Her Majesty’s Revenue and Customs (HMRC) spends a lot of time telling us that ‘tax doesn’t have to be taxing’.
However, a three-year research project carried out for ACCA (the Association of Chartered Certified Accountants) by the Universities of Nottingham and Southampton - called The Management of Tax Knowledge - shows that there is a serious lack of understanding of the tax system amongst those in the corporate world responsible for making tax-decisions for their company.
“There is little point in a tax code if key decision-makers aren’t sure how it works”, said ACCA’s Head of Taxation, Chas Roy-Chowdhury. “Tax knowledge and its sharing amongst key stakeholders must be improved to make the tax system more efficient and to ensure that businesses are paying the right amount of tax.”
The Management of Tax Knowledge shows that even when companies have retained the services of an accountancy firm to help them with tax decisions, the information provided to the advisory accountancy firm is neither in the appropriate format, nor is it delivered in a timely fashion.
The research also identified potential problems in the relationship between HMRC and businesses.
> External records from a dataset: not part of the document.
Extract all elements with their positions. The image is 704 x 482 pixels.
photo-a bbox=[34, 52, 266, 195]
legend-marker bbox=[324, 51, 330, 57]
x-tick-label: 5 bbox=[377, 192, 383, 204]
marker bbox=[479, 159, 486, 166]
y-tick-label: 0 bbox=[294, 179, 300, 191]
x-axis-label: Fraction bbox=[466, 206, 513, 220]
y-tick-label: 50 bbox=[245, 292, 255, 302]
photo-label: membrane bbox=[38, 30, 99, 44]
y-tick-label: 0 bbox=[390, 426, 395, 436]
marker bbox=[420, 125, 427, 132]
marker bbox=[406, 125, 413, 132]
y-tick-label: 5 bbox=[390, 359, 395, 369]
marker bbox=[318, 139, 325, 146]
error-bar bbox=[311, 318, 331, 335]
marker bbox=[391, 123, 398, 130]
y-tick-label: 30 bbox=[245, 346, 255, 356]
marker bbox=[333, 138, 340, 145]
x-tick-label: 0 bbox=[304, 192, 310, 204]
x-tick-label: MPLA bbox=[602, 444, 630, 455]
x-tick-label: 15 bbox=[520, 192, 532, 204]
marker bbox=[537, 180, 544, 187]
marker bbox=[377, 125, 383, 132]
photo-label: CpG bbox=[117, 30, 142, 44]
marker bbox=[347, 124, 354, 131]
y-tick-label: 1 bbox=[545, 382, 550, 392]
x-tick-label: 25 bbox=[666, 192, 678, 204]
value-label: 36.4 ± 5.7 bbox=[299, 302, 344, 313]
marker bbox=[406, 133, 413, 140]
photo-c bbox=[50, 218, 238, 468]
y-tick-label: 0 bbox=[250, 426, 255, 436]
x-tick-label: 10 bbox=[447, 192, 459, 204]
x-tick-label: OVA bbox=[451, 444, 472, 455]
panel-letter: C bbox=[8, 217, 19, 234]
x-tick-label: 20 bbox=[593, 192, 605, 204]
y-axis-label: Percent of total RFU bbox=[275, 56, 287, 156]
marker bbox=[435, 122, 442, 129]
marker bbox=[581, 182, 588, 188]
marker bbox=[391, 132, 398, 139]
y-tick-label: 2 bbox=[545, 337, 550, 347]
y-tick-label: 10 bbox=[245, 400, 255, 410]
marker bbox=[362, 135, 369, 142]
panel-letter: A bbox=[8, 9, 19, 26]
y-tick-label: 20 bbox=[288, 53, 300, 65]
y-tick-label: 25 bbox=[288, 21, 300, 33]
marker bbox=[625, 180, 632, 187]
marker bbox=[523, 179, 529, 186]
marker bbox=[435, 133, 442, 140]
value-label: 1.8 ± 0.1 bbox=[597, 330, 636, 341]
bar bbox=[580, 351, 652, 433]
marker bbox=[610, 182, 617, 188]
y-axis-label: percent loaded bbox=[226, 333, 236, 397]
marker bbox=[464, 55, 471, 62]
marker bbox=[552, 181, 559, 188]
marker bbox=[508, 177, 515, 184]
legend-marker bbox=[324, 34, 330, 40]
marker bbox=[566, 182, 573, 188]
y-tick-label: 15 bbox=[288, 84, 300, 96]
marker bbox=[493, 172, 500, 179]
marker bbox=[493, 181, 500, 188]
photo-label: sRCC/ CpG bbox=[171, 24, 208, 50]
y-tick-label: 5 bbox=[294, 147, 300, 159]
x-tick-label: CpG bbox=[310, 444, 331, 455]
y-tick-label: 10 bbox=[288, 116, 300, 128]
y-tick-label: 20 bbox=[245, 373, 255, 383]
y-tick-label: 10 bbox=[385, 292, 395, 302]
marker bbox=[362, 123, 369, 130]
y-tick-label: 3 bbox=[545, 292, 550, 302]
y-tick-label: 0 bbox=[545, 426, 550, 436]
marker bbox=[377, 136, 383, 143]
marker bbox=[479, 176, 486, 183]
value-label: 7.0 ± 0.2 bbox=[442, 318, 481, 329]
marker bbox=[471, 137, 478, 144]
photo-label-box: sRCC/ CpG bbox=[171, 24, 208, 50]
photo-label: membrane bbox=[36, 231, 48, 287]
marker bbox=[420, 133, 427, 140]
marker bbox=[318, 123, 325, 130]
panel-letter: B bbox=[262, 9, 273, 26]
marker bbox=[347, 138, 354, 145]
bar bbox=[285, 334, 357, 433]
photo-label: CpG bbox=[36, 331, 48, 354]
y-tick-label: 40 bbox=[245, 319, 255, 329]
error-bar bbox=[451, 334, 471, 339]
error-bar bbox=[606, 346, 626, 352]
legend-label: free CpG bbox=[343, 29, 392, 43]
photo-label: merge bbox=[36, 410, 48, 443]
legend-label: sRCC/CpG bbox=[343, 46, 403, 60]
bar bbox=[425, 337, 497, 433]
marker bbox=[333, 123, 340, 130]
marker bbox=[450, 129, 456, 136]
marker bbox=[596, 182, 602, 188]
As the ultimate source of much tax knowledge, it is vital that HMRC communicates effectively with its stakeholders. However, while the majority of respondents to ACCA’s surveys and interviews said they had a ‘good’ relationship with HMRC, only around 25% said they felt they had sufficient opportunities to share tax knowledge with the taxman.
“HMRC needs to consider ways of raising levels of tax knowledge”, added Mr Roy-Chowdhury. “More effective use of the internet may help reduce some of the lack of communication, but at the very least, HMRC needs to improve its feedback capacities. This would ensure that any problems companies are having with tax law, particularly its interpretation, are identified quickly. Meanwhile, businesses should consider the benefits of investing more in developing internal tax experts.”
The research also suggests that a means of providing anonymous feedback to the taxman should be considered to encourage an in-depth discussion of issues.
Mr Roy-Chowdhury continued: “The other key provider of tax knowledge to businesses is accountancy firms. Considering the majority of small businesses use their accountant as their primary source of business advice, it could be useful for the HMRC to improve further its relationships with accountancy bodies or similar professional institutions in order to improve the dissemination of tax knowledge, as well as improving how it offers feedback.”